Building a strong foundation for “reset”

We did it Roadrunners! We made it to the finish line! Covid-19 has challenged and tested us personally and collectively on even the simplest of daily tasks in our lives. No longer will we take for granted jumping into our car for a forgotten item when cooking. No longer will we meet up at our favorite restaurant without first thinking about social distancing rules and sanitation protocols in that restaurant. In the foreseeable future we will learn through online classes.

In a time where we crave connection and touch, we’re being asked to stay six feet apart and respect each other’s wellbeing. Most of all, whether we want to or not, we’re all being asked to find our way before we push the “reset” button and navigate an unknown future.

One of the biggest gifts we can give ourselves right now in this pause between movements is to find clarity on what personal leadership means to us. It’s easy to sit in isolation, blanket wrapped around our bodies for added protection against the hostile world, and smugly criticize others who are brave enough to lead.

What leadership theory tells us is to look inside first, before we harshly judge others for what we see as their trespasses. But how do we do that? Where do we start?

Stephen Covey, the author of one of the best-selling leadership books of all time, “7 Habits of Highly Effective People,” says it starts with values. Once we have clarity on what matters most to us, then seeing ourselves, seeing others, and knowing right actions becomes simple.
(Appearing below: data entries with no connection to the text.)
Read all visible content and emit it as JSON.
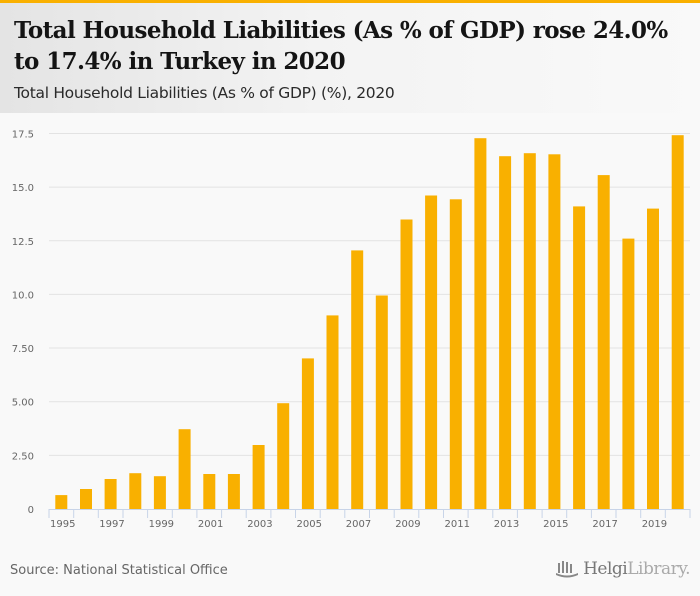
{
  "header": {
    "title": "Total Household Liabilities (As % of GDP) rose 24.0% to 17.4% in Turkey in 2020",
    "subtitle": "Total Household Liabilities (As % of GDP) (%), 2020"
  },
  "footer": {
    "source": "Source: National Statistical Office",
    "logo_bold": "Helgi",
    "logo_light": "Library."
  },
  "colors": {
    "bar": "#f9b000",
    "accent": "#f9b000",
    "grid": "#e3e3e3",
    "axis": "#c8d4e8"
  },
  "chart_data": {
    "type": "bar",
    "title": "Total Household Liabilities (As % of GDP) (%), 2020",
    "xlabel": "",
    "ylabel": "",
    "ylim": [
      0,
      17.5
    ],
    "yticks": [
      0,
      2.5,
      5,
      7.5,
      10,
      12.5,
      15,
      17.5
    ],
    "ytick_labels": [
      "0",
      "2.50",
      "5.00",
      "7.50",
      "10.0",
      "12.5",
      "15.0",
      "17.5"
    ],
    "grid": true,
    "legend": "none",
    "categories": [
      "1995",
      "1996",
      "1997",
      "1998",
      "1999",
      "2000",
      "2001",
      "2002",
      "2003",
      "2004",
      "2005",
      "2006",
      "2007",
      "2008",
      "2009",
      "2010",
      "2011",
      "2012",
      "2013",
      "2014",
      "2015",
      "2016",
      "2017",
      "2018",
      "2019",
      "2020"
    ],
    "xtick_labels": [
      "1995",
      "1997",
      "1999",
      "2001",
      "2003",
      "2005",
      "2007",
      "2009",
      "2011",
      "2013",
      "2015",
      "2017",
      "2019"
    ],
    "series": [
      {
        "name": "Total Household Liabilities (As % of GDP)",
        "values": [
          0.65,
          0.93,
          1.4,
          1.67,
          1.53,
          3.72,
          1.63,
          1.63,
          2.98,
          4.93,
          7.02,
          9.02,
          12.05,
          9.95,
          13.49,
          14.61,
          14.43,
          17.28,
          16.44,
          16.58,
          16.53,
          14.1,
          15.56,
          12.6,
          14.0,
          17.42
        ]
      }
    ]
  }
}
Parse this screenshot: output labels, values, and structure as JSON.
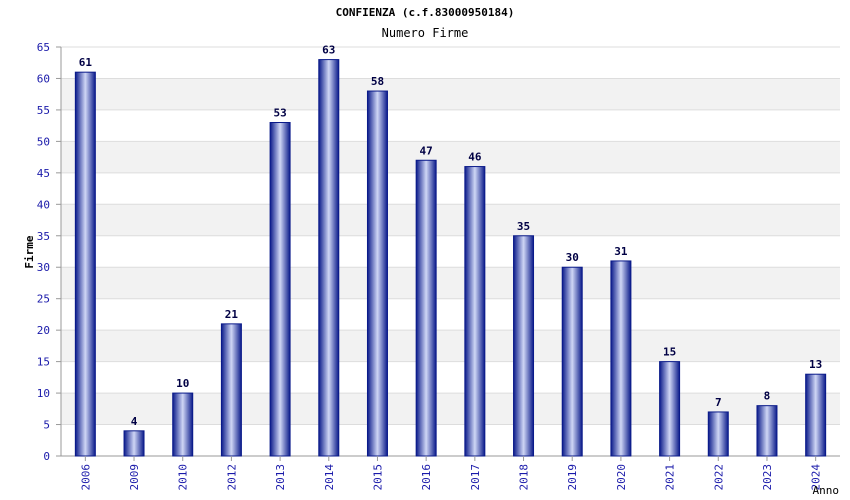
{
  "chart_data": {
    "type": "bar",
    "title": "CONFIENZA (c.f.83000950184)",
    "subtitle": "Numero Firme",
    "xlabel": "Anno",
    "ylabel": "Firme",
    "categories": [
      "2006",
      "2009",
      "2010",
      "2012",
      "2013",
      "2014",
      "2015",
      "2016",
      "2017",
      "2018",
      "2019",
      "2020",
      "2021",
      "2022",
      "2023",
      "2024"
    ],
    "values": [
      61,
      4,
      10,
      21,
      53,
      63,
      58,
      47,
      46,
      35,
      30,
      31,
      15,
      7,
      8,
      13
    ],
    "ylim": [
      0,
      65
    ],
    "yticks": [
      0,
      5,
      10,
      15,
      20,
      25,
      30,
      35,
      40,
      45,
      50,
      55,
      60,
      65
    ],
    "grid": true,
    "colors": {
      "bar_dark": "#0a1a8a",
      "bar_light": "#cfd6f5",
      "value_label": "#000044",
      "tick_label": "#1a1aaa",
      "band": "#f2f2f2",
      "gridline": "#dddddd"
    }
  }
}
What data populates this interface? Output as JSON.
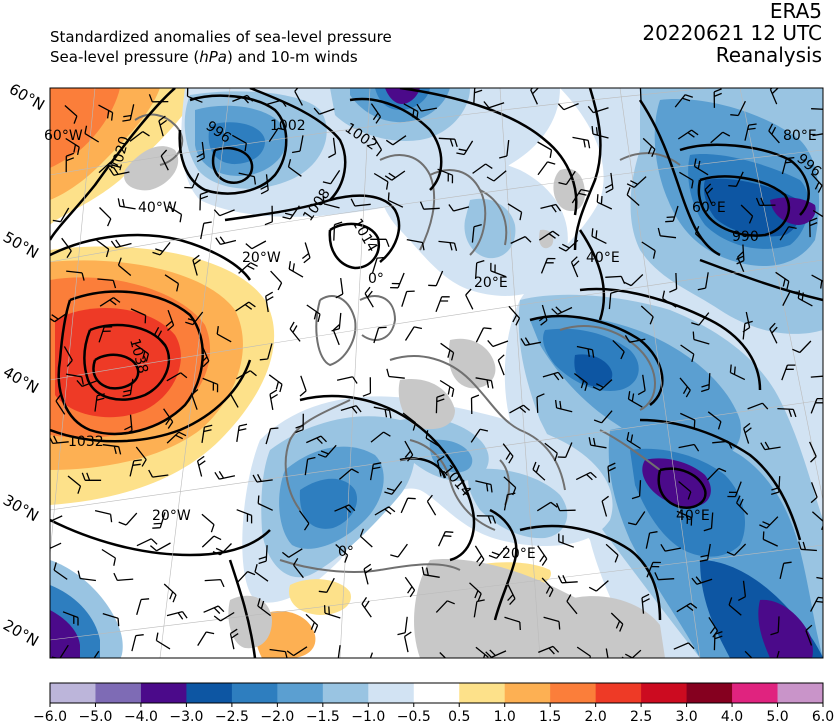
{
  "header": {
    "line1": "Standardized anomalies of sea-level pressure",
    "line2_pre": "Sea-level pressure (",
    "line2_unit": "hPa",
    "line2_post": ") and 10-m winds",
    "model": "ERA5",
    "datetime": "20220621 12 UTC",
    "product": "Reanalysis"
  },
  "latitude_labels": [
    "60°N",
    "50°N",
    "40°N",
    "30°N",
    "20°N"
  ],
  "longitude_labels": [
    "60°W",
    "40°W",
    "20°W",
    "0°",
    "20°E",
    "40°E",
    "60°E",
    "80°E",
    "20°W",
    "0°",
    "20°E",
    "40°E"
  ],
  "isobar_labels": [
    "1020",
    "996",
    "1002",
    "1002",
    "1008",
    "1014",
    "1038",
    "1032",
    "1014",
    "996",
    "990"
  ],
  "colorbar": {
    "ticks": [
      "−6.0",
      "−5.0",
      "−4.0",
      "−3.0",
      "−2.5",
      "−2.0",
      "−1.5",
      "−1.0",
      "−0.5",
      "0.5",
      "1.0",
      "1.5",
      "2.0",
      "2.5",
      "3.0",
      "4.0",
      "5.0",
      "6.0"
    ],
    "colors": [
      "#bcb5da",
      "#7e6bb5",
      "#4b0a8a",
      "#0d56a3",
      "#2e7ebf",
      "#5b9fd1",
      "#99c4e2",
      "#d2e3f3",
      "#ffffff",
      "#fde18a",
      "#fdb053",
      "#fb7e3a",
      "#ee3a26",
      "#cc0b20",
      "#85001f",
      "#e0237f",
      "#c994c9"
    ]
  }
}
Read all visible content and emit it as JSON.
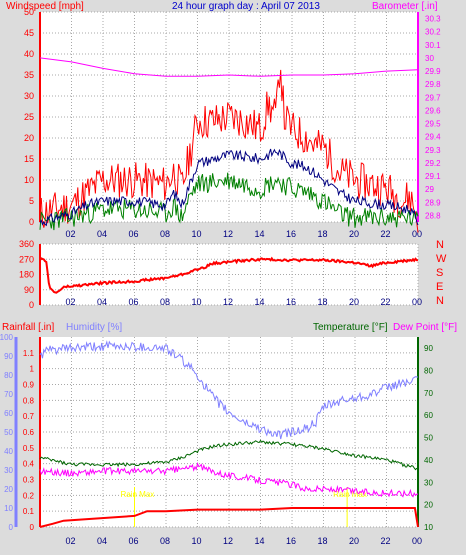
{
  "colors": {
    "red": "#ff0000",
    "blue": "#0000cc",
    "navy": "#000080",
    "magenta": "#ff00ff",
    "green": "#008000",
    "purple": "#8080ff",
    "darkgreen": "#006600",
    "yellow": "#ffff00",
    "grid": "#a8a8a8",
    "bg": "#ffffff"
  },
  "header": {
    "left": "Windspeed [mph]",
    "center": "24 hour graph day : April 07 2013",
    "right": "Barometer [.in]"
  },
  "x_ticks": [
    "02",
    "04",
    "06",
    "08",
    "10",
    "12",
    "14",
    "16",
    "18",
    "20",
    "22",
    "00"
  ],
  "chart_data": [
    {
      "type": "line",
      "name": "wind",
      "y_ticks": [
        "0",
        "5",
        "10",
        "15",
        "20",
        "25",
        "30",
        "35",
        "40",
        "45",
        "50"
      ],
      "y2_ticks": [
        "28.8",
        "28.9",
        "29",
        "29.1",
        "29.2",
        "29.3",
        "29.4",
        "29.5",
        "29.6",
        "29.7",
        "29.8",
        "29.9",
        "30",
        "30.1",
        "30.2",
        "30.3"
      ],
      "ylim": [
        0,
        50
      ],
      "y2lim": [
        28.75,
        30.35
      ],
      "series": [
        {
          "name": "gust",
          "x": [
            0,
            2,
            3,
            4,
            6,
            8,
            8.5,
            9,
            9.5,
            10,
            11,
            12,
            13,
            14,
            14.5,
            15,
            15.25,
            15.5,
            16,
            17,
            17.5,
            18,
            19,
            20,
            21,
            22,
            23,
            23.5,
            24
          ],
          "y": [
            2,
            4,
            7,
            10,
            10,
            9,
            12,
            8,
            16,
            24,
            24,
            25,
            24,
            22,
            28,
            25,
            39,
            25,
            22,
            20,
            18,
            18,
            12,
            10,
            9,
            8,
            5,
            6,
            1
          ]
        },
        {
          "name": "average",
          "x": [
            0,
            2,
            3,
            4,
            6,
            8,
            8.5,
            9,
            9.5,
            10,
            12,
            14,
            15,
            16,
            17,
            18,
            19,
            20,
            22,
            23.5,
            24
          ],
          "y": [
            0,
            2,
            4,
            5,
            5,
            4,
            7,
            4,
            9,
            14,
            16,
            15,
            17,
            14,
            13,
            10,
            7,
            5,
            4,
            3,
            0
          ]
        },
        {
          "name": "minimum",
          "x": [
            0,
            2,
            3,
            4,
            6,
            8,
            8.5,
            9,
            9.5,
            10,
            12,
            14,
            15,
            16,
            17,
            18,
            19,
            20,
            22,
            23.5,
            24
          ],
          "y": [
            0,
            1,
            2,
            3,
            3,
            2,
            4,
            1,
            6,
            9,
            10,
            8,
            10,
            8,
            7,
            5,
            2,
            1,
            1,
            1,
            0
          ]
        },
        {
          "name": "barometer",
          "x": [
            0,
            2,
            4,
            6,
            8,
            10,
            12,
            14,
            16,
            18,
            20,
            22,
            24
          ],
          "y": [
            30.0,
            29.97,
            29.92,
            29.88,
            29.86,
            29.86,
            29.87,
            29.86,
            29.87,
            29.87,
            29.88,
            29.9,
            29.91
          ]
        }
      ]
    },
    {
      "type": "line",
      "name": "wind_direction",
      "y_ticks": [
        "0",
        "90",
        "180",
        "270",
        "360"
      ],
      "y_letters": [
        "N",
        "W",
        "S",
        "E",
        "N"
      ],
      "ylim": [
        0,
        360
      ],
      "series": [
        {
          "name": "direction",
          "x": [
            0,
            0.4,
            0.6,
            1,
            1.5,
            2,
            4,
            6,
            8,
            9,
            10,
            10.5,
            11,
            12,
            14,
            16,
            18,
            20,
            21,
            22,
            24
          ],
          "y": [
            270,
            260,
            100,
            70,
            105,
            110,
            130,
            140,
            160,
            180,
            210,
            225,
            245,
            255,
            270,
            265,
            265,
            250,
            230,
            250,
            270
          ]
        }
      ]
    },
    {
      "type": "line",
      "name": "temp_humidity_rain",
      "left_label": "Rainfall [.in]",
      "left2_label": "Humidity [%]",
      "right_label": "Temperature [°F]",
      "right2_label": "Dew Point [°F]",
      "rain_ticks": [
        "0",
        "0.1",
        "0.2",
        "0.3",
        "0.4",
        "0.5",
        "0.6",
        "0.7",
        "0.8",
        "0.9",
        "1",
        "1.1"
      ],
      "hum_ticks": [
        "0",
        "10",
        "20",
        "30",
        "40",
        "50",
        "60",
        "70",
        "80",
        "90",
        "100"
      ],
      "temp_ticks": [
        "10",
        "20",
        "30",
        "40",
        "50",
        "60",
        "70",
        "80",
        "90"
      ],
      "rain_lim": [
        0,
        1.2
      ],
      "hum_lim": [
        0,
        100
      ],
      "temp_lim": [
        10,
        95
      ],
      "rain_annotations": [
        {
          "x": 6,
          "label": "Rain Max"
        },
        {
          "x": 19.5,
          "label": "Rain Max"
        }
      ],
      "series": [
        {
          "name": "humidity",
          "x": [
            0,
            0.5,
            2,
            4,
            6,
            8,
            9,
            10,
            11,
            12,
            13,
            14,
            15,
            16,
            17,
            17.5,
            18,
            19,
            20,
            21,
            22,
            23,
            24
          ],
          "y": [
            90,
            93,
            94,
            95,
            95,
            94,
            88,
            80,
            68,
            60,
            55,
            52,
            48,
            50,
            52,
            55,
            63,
            66,
            68,
            70,
            73,
            76,
            77
          ]
        },
        {
          "name": "temperature",
          "x": [
            0,
            2,
            4,
            6,
            8,
            9,
            10,
            11,
            12,
            14,
            16,
            17,
            18,
            20,
            22,
            23,
            24
          ],
          "y": [
            41,
            38,
            38,
            38,
            39,
            41,
            44,
            46,
            47,
            48,
            47,
            46,
            45,
            42,
            40,
            38,
            36
          ]
        },
        {
          "name": "dewpoint",
          "x": [
            0,
            2,
            4,
            6,
            8,
            9,
            10,
            11,
            12,
            14,
            16,
            17,
            18,
            20,
            22,
            24
          ],
          "y": [
            35,
            34,
            35,
            35,
            35,
            36,
            37,
            35,
            33,
            31,
            29,
            27,
            27,
            26,
            25,
            25
          ]
        },
        {
          "name": "rainfall",
          "x": [
            0,
            0.8,
            1.5,
            3,
            6,
            6.8,
            8,
            10,
            12,
            14,
            16,
            18,
            20,
            22,
            23.8,
            24
          ],
          "y": [
            0,
            0.02,
            0.04,
            0.05,
            0.07,
            0.1,
            0.1,
            0.11,
            0.11,
            0.11,
            0.12,
            0.12,
            0.12,
            0.12,
            0.12,
            0
          ]
        }
      ]
    }
  ]
}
He calls this “private victory.” Simply stated, our leadership and our values is an inside out job. Let me offer you an example if I may.

In the moments of fear and doubt, I kept hearing, “Remember who you are and what you stand for.” Courage. Kindness. Goodness. Honesty. Excellence. Trust. It was “courage” and “trust” that pulled me through this semester. There were several times I wanted to call it day and say its just too hard. I can’t do this anymore. It made accepting each day as it came bearable. It made the mental and physical exhaustion doable. And it made my many mistakes on so many levels forgivable.

There’s also another truism about personal leadership and values we sometimes forget. We rarely think about them and what matters most to us in the good times. It’s when we hit the hard times, when every fiber of our being is tested, that our values become our compass and guide our actions and decisions. Covey calls our values our “True North.” If we use them consistently to help us navigate our challenges, we acquire what Covey calls, “public victory.” We know what we stand for and by our actions, others also know what we stand for.

How will we personally and collectively change as a result of our experiences during Covid-19? Will we become entitled? Will we think of “me first” from here on in? Will we become kinder, more understanding and seek simplicity? Only our leadership, our values or perhaps our lack of them will influence how we approach reset and our experiences going forward.

Good luck Roadrunners with all your future endeavors. And remember, when times get tough, the tough get going…work those values and be proud of what you stand for in life.